Assim como o camponês, o mercador está a princípio submetido, na sua atividade profissional, ao tempo meteorológico, ao ciclo das estações, à imprevisibilidade das intempéries e dos cataclismos naturais. Como, durante muito tempo, não houve nesse domínio senão necessidade de submissão à ordem da natureza e de Deus, o mercador só teve como meio de ação as preces e as práticas supersticiosas. Mas, quando se organiza uma rede comercial, o tempo se torna objeto de medida. A duração de uma viagem por mar ou por terra, ou de um lugar para outro, o problema dos preços que, no curso de uma mesma operação comercial, mais ainda quando o circuito se complica, sobem ou descem tudo isso se impõe cada vez mais à sua atenção. Mudança também importante: o mercador descobre o preço do tempo no mesmo momento em que ele explora o espaço, pois para ele a duração essencial é aquela de um trajeto.

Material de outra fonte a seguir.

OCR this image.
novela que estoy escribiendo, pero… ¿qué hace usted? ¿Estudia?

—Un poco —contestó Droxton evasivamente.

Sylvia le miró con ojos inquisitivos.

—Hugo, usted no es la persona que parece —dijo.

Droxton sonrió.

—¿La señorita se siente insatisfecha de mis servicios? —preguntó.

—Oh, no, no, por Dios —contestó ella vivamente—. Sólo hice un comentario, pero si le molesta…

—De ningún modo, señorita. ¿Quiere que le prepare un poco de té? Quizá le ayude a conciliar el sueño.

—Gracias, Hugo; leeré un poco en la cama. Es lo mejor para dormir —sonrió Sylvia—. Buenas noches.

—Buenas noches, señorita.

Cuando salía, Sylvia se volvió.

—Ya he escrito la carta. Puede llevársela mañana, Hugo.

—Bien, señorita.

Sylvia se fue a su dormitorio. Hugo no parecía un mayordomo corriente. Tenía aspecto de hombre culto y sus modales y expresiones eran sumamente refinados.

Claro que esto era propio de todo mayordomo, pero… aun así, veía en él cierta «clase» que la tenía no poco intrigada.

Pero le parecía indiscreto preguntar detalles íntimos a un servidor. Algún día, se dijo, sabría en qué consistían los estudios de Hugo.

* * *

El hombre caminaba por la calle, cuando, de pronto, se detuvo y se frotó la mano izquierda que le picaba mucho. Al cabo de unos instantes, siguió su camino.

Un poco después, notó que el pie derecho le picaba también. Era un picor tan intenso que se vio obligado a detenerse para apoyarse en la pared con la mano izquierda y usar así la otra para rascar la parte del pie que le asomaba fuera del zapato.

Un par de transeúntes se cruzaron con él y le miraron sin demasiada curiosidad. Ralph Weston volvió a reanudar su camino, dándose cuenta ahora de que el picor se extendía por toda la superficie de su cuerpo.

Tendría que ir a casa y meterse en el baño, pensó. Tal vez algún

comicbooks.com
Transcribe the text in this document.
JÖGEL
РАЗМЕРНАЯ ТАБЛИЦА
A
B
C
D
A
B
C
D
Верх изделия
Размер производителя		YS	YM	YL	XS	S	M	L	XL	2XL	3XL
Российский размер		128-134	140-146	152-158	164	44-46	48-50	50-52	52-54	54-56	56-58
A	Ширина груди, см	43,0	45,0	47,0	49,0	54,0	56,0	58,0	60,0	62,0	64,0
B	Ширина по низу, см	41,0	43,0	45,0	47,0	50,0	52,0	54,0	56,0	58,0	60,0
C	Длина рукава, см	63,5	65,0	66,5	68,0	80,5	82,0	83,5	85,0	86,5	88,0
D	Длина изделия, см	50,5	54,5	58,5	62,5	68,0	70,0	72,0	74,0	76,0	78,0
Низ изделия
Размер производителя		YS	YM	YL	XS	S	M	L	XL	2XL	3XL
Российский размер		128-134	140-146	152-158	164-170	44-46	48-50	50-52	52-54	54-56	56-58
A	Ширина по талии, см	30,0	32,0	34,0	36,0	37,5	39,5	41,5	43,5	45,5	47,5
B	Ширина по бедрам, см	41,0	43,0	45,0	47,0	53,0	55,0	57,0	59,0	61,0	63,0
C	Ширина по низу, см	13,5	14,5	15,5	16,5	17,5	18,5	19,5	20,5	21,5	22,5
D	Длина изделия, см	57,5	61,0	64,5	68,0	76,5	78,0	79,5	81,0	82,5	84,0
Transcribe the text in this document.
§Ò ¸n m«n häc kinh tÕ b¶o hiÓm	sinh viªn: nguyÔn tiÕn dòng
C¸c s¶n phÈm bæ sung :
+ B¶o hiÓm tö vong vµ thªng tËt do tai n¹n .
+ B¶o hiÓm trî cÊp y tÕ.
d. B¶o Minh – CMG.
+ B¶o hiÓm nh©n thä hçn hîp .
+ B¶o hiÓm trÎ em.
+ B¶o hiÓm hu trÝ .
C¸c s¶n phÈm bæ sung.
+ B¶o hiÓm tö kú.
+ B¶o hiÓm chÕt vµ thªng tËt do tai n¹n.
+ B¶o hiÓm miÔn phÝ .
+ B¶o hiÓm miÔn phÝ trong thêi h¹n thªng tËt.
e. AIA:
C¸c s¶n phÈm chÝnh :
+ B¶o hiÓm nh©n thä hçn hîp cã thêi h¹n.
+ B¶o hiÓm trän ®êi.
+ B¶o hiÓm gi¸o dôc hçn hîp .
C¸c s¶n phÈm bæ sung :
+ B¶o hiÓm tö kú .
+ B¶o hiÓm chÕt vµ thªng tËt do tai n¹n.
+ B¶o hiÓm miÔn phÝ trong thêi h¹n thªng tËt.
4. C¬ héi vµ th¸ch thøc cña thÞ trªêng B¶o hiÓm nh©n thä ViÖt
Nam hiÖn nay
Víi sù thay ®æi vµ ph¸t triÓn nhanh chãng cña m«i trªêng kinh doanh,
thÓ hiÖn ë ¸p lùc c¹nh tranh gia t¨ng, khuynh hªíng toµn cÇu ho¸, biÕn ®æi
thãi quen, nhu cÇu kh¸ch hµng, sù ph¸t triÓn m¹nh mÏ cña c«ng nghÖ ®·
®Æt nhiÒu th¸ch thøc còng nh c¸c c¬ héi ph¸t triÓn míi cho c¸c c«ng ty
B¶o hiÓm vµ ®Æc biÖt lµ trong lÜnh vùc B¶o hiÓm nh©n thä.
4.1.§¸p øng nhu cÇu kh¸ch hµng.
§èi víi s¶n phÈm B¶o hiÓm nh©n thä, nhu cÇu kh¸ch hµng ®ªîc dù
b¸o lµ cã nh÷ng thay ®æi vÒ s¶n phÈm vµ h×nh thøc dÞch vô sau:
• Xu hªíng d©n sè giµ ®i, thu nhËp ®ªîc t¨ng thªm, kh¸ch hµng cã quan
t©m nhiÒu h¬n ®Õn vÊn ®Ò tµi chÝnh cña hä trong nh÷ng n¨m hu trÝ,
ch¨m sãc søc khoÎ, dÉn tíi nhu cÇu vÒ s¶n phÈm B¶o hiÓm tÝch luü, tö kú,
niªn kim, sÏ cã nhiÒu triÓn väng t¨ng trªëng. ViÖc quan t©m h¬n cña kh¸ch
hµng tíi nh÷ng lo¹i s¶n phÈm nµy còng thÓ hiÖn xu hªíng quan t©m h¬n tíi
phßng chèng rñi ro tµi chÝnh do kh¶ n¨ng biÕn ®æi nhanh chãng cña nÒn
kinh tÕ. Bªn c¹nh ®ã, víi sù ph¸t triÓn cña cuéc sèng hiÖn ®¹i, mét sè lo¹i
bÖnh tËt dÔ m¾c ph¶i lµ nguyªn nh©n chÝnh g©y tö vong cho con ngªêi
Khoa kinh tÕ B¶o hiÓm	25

Jacques Le Goff. Para uma outra Idade Média.
Petrópolis: Vozes, 2013. Adaptado.


O texto associa a mudança da percepção do tempo pelos mercadores medievais ao

  • A respeito estrito aos princípios do livre comércio, que determinavam a obediência às regras internacionais de circulação de mercadorias.
  • B crescimento das relações mercantis, que passaram a envolver territórios mais amplos e distâncias mais longas.
  • C aumento da navegação oceânica, que permitiu o estabelecimento de relações comerciais regulares com a América.
  • D avanço das superstições na Europa ocidental, que se difundiram a partir de contatos com povos do leste desse continente e da Ásia.
  • E aparecimento dos relógios, que foram inventados para calcular a duração das viagens ultramarinas.